Antes dos meses mais críticos, vale revisar a condição dos sistemas, conferir se a capacidade instalada ainda dá conta do movimento atual da loja e olhar de perto o desempenho dos equipamentos mais exigidos. O ponto de atenção começa na unidade condensadora, responsável por dissipar o calor. Se ela está exposta ao sol, mal ventilada ou com o condensador sujo, o rendimento cai justamente quando a demanda é maior — mantê-la limpa, ventilada e protegida do calor direto já preserva eficiência.
- Expositores
Trocar balcões abertos por modelos com portas de vidro reduz de forma expressiva a carga térmica e o consumo, porque o frio deixa de escapar para o corredor.
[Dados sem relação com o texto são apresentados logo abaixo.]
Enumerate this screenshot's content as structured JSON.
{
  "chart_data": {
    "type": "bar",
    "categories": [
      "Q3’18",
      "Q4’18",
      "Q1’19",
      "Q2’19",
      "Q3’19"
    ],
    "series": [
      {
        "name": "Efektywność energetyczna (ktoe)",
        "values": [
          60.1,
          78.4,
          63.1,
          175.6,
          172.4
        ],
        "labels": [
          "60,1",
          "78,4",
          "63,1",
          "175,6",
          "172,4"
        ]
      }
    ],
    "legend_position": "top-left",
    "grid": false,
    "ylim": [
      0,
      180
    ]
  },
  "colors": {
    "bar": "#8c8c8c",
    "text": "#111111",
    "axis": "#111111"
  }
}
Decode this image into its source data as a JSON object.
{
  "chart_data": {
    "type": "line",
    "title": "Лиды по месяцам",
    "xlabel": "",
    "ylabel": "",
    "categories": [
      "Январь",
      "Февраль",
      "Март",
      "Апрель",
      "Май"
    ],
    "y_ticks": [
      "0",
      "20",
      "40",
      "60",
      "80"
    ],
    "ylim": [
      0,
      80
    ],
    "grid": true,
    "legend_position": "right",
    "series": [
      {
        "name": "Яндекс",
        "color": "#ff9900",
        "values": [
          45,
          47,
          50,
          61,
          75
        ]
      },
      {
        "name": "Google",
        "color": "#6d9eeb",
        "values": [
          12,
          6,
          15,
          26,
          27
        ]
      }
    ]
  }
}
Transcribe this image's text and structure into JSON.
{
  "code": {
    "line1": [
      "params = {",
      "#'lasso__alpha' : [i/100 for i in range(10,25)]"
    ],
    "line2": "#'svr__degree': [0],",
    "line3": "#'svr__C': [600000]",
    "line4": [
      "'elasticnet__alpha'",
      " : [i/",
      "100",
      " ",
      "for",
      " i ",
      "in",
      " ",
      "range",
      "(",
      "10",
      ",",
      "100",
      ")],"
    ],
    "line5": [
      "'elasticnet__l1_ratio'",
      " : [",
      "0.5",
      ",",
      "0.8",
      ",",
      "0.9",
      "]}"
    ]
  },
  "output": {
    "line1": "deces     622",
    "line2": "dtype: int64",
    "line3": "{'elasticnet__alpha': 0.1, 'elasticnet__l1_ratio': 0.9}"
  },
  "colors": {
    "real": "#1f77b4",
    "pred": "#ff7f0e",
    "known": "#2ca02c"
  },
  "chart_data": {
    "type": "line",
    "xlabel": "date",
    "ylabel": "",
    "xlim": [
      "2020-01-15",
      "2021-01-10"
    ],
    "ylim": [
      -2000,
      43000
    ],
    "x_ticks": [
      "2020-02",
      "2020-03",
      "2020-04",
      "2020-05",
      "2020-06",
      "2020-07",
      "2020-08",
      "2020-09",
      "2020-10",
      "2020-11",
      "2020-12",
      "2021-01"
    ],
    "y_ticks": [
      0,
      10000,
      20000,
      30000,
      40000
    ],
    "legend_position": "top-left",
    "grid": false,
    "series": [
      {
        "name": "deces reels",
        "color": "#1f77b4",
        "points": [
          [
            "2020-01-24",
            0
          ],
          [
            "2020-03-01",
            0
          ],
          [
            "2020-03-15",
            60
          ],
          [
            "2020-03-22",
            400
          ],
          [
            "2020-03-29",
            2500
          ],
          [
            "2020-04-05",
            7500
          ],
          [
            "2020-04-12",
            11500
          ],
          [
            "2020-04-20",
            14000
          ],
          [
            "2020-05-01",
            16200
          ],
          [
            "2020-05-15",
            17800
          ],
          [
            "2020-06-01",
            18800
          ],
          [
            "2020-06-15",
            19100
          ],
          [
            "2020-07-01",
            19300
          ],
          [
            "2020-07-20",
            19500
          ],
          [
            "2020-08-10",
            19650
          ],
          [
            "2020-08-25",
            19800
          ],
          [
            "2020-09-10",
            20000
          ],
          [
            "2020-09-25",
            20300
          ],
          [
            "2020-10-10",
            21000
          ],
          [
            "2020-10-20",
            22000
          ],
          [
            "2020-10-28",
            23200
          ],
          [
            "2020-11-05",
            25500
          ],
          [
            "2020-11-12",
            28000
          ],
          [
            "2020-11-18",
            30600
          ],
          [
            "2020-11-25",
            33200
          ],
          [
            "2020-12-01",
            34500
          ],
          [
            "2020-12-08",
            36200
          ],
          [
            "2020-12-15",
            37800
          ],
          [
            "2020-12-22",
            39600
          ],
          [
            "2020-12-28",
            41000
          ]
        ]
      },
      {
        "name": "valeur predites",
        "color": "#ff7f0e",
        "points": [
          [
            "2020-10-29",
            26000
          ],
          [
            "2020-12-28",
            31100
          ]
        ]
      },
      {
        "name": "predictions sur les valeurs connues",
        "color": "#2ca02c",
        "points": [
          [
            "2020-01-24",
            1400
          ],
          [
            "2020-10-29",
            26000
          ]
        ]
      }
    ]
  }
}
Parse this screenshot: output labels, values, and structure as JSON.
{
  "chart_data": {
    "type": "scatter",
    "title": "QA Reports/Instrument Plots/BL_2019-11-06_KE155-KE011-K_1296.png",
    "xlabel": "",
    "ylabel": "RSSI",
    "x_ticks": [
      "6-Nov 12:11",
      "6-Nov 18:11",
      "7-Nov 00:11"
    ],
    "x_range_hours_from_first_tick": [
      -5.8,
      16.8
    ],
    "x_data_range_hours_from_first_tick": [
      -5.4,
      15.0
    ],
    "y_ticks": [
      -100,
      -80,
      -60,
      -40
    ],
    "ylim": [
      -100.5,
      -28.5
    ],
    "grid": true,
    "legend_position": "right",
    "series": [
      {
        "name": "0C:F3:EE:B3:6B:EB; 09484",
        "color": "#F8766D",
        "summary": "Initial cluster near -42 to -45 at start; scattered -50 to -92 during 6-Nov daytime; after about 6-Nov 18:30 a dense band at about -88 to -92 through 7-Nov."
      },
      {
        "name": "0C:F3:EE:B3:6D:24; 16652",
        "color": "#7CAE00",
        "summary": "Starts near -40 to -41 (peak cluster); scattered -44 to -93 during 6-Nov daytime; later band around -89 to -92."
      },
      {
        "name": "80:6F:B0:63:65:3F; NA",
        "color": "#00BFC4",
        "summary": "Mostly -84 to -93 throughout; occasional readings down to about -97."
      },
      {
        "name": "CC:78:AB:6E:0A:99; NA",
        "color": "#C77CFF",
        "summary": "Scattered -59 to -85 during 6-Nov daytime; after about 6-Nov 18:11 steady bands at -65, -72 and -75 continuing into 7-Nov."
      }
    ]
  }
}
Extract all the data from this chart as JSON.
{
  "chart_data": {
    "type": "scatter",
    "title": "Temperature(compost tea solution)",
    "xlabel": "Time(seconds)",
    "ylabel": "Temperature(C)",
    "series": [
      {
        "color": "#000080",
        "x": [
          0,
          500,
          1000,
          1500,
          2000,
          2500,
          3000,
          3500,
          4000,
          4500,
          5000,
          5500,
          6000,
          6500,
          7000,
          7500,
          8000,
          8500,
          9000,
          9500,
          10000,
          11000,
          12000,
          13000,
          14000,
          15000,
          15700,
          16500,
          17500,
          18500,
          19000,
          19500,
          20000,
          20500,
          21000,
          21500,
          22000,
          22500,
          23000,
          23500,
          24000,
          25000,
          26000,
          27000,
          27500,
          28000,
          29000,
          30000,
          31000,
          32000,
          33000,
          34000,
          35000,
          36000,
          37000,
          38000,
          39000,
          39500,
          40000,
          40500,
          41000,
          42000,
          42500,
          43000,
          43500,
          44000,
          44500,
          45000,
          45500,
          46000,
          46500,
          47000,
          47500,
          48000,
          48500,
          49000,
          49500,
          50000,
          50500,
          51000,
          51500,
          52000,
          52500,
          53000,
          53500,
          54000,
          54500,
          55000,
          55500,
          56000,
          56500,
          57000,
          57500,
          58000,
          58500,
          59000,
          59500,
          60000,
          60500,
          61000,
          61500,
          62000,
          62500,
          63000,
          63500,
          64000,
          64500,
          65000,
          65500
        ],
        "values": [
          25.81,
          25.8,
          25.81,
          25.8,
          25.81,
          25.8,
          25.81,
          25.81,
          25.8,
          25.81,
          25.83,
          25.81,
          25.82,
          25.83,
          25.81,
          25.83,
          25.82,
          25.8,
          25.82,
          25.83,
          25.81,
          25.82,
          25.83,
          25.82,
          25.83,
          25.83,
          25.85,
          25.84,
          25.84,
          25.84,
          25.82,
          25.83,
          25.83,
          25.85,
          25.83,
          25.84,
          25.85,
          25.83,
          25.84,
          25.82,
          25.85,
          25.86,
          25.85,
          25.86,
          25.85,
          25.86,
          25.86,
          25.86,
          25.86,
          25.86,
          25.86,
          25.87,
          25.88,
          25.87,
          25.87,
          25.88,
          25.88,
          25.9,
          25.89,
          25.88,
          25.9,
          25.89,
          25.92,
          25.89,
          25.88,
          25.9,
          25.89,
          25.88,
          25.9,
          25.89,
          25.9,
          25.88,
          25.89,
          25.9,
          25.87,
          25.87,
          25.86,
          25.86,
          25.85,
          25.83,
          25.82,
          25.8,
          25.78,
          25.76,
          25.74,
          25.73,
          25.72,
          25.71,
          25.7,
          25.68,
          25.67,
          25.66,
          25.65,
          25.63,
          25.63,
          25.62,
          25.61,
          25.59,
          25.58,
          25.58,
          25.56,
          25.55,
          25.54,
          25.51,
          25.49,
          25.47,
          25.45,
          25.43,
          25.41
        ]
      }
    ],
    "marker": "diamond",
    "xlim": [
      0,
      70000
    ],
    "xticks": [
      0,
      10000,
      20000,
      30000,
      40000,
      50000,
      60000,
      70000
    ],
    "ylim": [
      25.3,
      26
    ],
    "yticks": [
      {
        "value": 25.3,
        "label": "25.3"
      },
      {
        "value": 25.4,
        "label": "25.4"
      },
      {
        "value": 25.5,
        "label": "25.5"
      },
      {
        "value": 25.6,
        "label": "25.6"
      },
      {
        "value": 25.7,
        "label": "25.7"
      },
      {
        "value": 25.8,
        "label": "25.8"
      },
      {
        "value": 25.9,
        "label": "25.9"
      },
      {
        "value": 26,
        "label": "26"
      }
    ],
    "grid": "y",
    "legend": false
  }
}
Também é essencial não negligenciar a manutenção preventiva: sistemas mal ajustados ou obsoletos chegam a elevar o consumo de energia em até 20%, segundo o Procel, e o esforço excessivo aumenta o risco de falhas críticas, como a queima do compressor, que é o coração do sistema. Uma falha como essa implica custo de reposição, paralisação da operação e perda de produtos.
- Centros de distribuição
O desafio costuma ser maior. Muitos CDs brasileiros ainda operam sem climatização adequada ou com controle térmico limitado. No calor extremo, isso pesa nas condições de trabalho das equipes, acelera o desgaste dos equipamentos, eleva a conta de energia e, em algumas operações, pode afetar a qualidade do que está armazenado.
A lógica é a mesma em escala maior: isolamento térmico das câmaras, vedação de portas e monitoramento remoto da temperatura, que permite identificar uma variação antes que ela comprometa a carga. Num CD, uma oscilação não detectada a tempo pode significar a perda de um lote inteiro.
Eficiência energética no varejo: como reduzir a conta de luz no verão
A refrigeração costuma ser o maior item da conta de energia de um supermercado. Em lojas de médio porte, os equipamentos de refrigeração podem representar até 50% da conta, e, somando o ar-condicionado, esse peso chega a 60%, segundo o Procel e a Abrava. Esse custo aumenta nos períodos de calor, porque os equipamentos ficam mais tempo ligados para dar conta da carga térmica extra.
A boa notícia é que grande parte desse consumo é gerenciável. Só a substituição de refrigeradores comerciais antigos por modelos mais eficientes pode reduzir em mais de 40% o consumo da operação, de acordo com o Programa Nacional de Conservação de Energia Elétrica (Procel) e a Associação Brasileira de Refrigeração, Ar-Condicionado, Ventilação e Aquecimento (Abrava). “Tecnologias como compressores com inverter, motores eletrônicos mais eficientes, iluminação em LED nos expositores e o uso de portas nos balcões ajudam a segurar a conta, e o monitoramento contínuo identifica desperdícios que passam despercebidos. Em um cenário de El Niño, com mais demanda por energia e pressão sobre o sistema elétrico, investir em eficiência é também uma forma de reduzir a exposição da operação a oscilações e a aumentos de tarifa”, detalha Priscila.
O CEO da Vulp ressalta que, num cenário de calor mais intenso e tarifas pressionadas, eficiência energética deixa de ser só corte de custo e vira questão de competitividade. “Em muitas operações ainda dá para ganhar eficiência só com monitoramento, automação e ajuste de funcionamento dos equipamentos. O nosso modelo é alinhado a isso: como cuidamos da infraestrutura ao longo de todo o contrato, temos interesse direto em manter tudo rodando da forma mais eficiente possível. Quanto menor o desperdício, melhor para o cliente.”